Trafigura Beheer is a Dutch commodity trader and logistics company that from time to time receives contracts to buy and sell oil on behalf of Jamaica, as was the case in 2006 when the PNP formed the government. That year, the company caused to be transferred to an account in Jamaica, controlled by officials of the PNP, the equivalent of J$31 million. What, up to now, has not been clarified is the basis of this transactions, which the Dutch government wants to know, and why it has invoked its mutual legal assistance treaty with Jamaica.
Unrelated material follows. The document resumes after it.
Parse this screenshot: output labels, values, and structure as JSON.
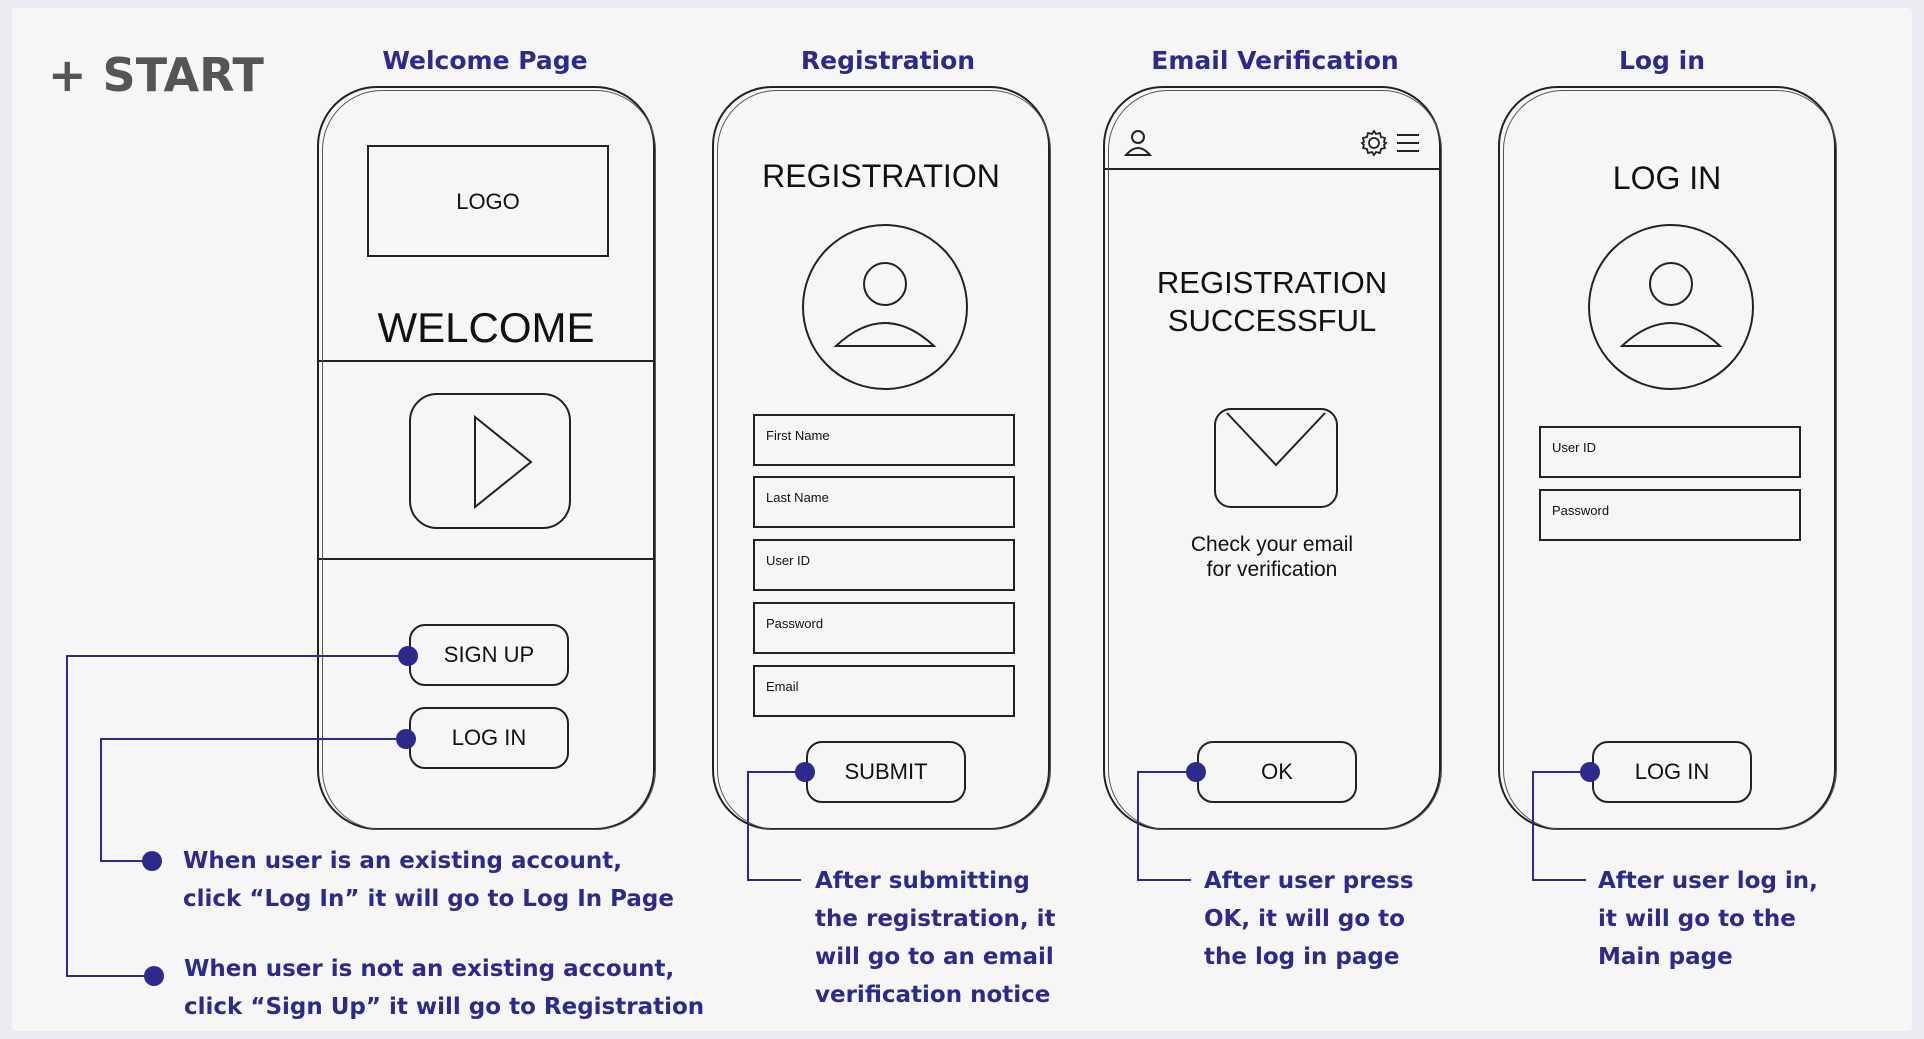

If the money were an unreported gift to the PNP, that apparently would be illegal under Dutch law. And if it were payments for business deal with the then PNP general secretary, Colin Campbell, and party associate and businessman Norton Hinds, there would be questions about the services they provided.
THE BENEFIT OF TRAFIGURA
In the event, all of this happened before Jamaica passed legislation requiring political parties to report political contributions, so there has been no suggestions that the PNP breached any rules. Nor has anyone claimed that either Messrs Campbell or Hinds, or the PNP's president, Portia Simpson, who the Dutch wants witness statements from, engaged in corrupt behaviour, in breach of Jamaican laws, to the benefit of Trafigura.
What primarily is at issue now is a judge's insistence that the examination of the PNP officials should be in open court, rather than the privacy of chambers, when they are not on trial or accused of a crime. That is a matter to be resolved by appeal judges, based, in part, we suspect, on an interpretation of Section 19 (1) of the mutual assistance law that such examinations, subject to the provision of that act, should be "in accordance with relevant laws in force in Jamaica and the procedures applicable under those laws".
Whatever the ruling of the Court of Appeal, it would be useful, we believe, for the PNP to declare if it got the money from Trafigura, why and for what it was used. A gift of that size will, as soon as the party and campaign financing laws come into force, have to be reported to the Electoral Commission and be made public. Coming clean on this issue doesn't prevent the party from proceeding with its case in the courts.